For a customer support bot: is "good" that the bot answers accurately, or that the customer doesn't escalate, or that they don't call back with the same problem? These are all different metrics. Optimize for the wrong one and you get a bot that answers accurately but leaves customers confused.
My process for defining "good":
1. Write down what a perfect answer would look like for 10 sample queries
2. Write down what a bad answer would look like for the same queries
3. Figure out what dimensions separate good from bad (accuracy, conciseness, tone, format, completeness)
4. Write rubrics for each dimension with examples of 1, 3, 5, 7, 10 scores
5. Test the rubric: have two people score the same examples, check inter-rater agreement
If you can't achieve >80% agreement between two human raters on your rubric, your rubric is ambiguous. Clarify it before using an LLM to apply it.
---
## Online vs Offline Eval
Both matter. They measure different things.
**Offline eval:** You run a fixed set of test cases. You know exactly what's being measured. Good for: pre-deployment testing, regression detection, A/B comparisons.

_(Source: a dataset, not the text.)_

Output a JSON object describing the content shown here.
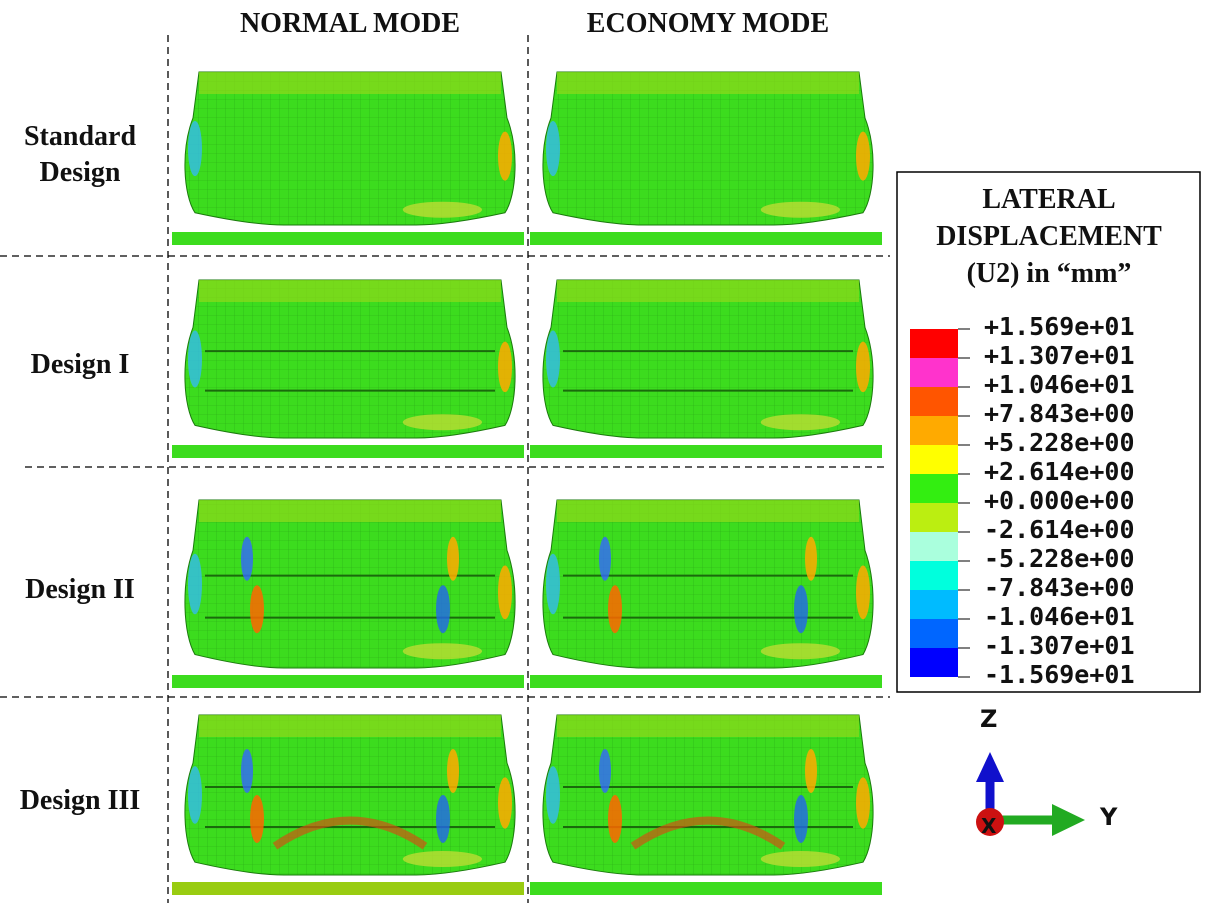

**Online eval:** You measure on real production traffic. You know what real users are actually asking. Good for: catching distribution shift, measuring business metrics, detecting degradation after model updates you didn't control (API providers change their models).
The combination is: offline eval gates deployments (nothing ships if the eval drops), online eval detects things that slip through (novel failure modes, model drift from provider updates).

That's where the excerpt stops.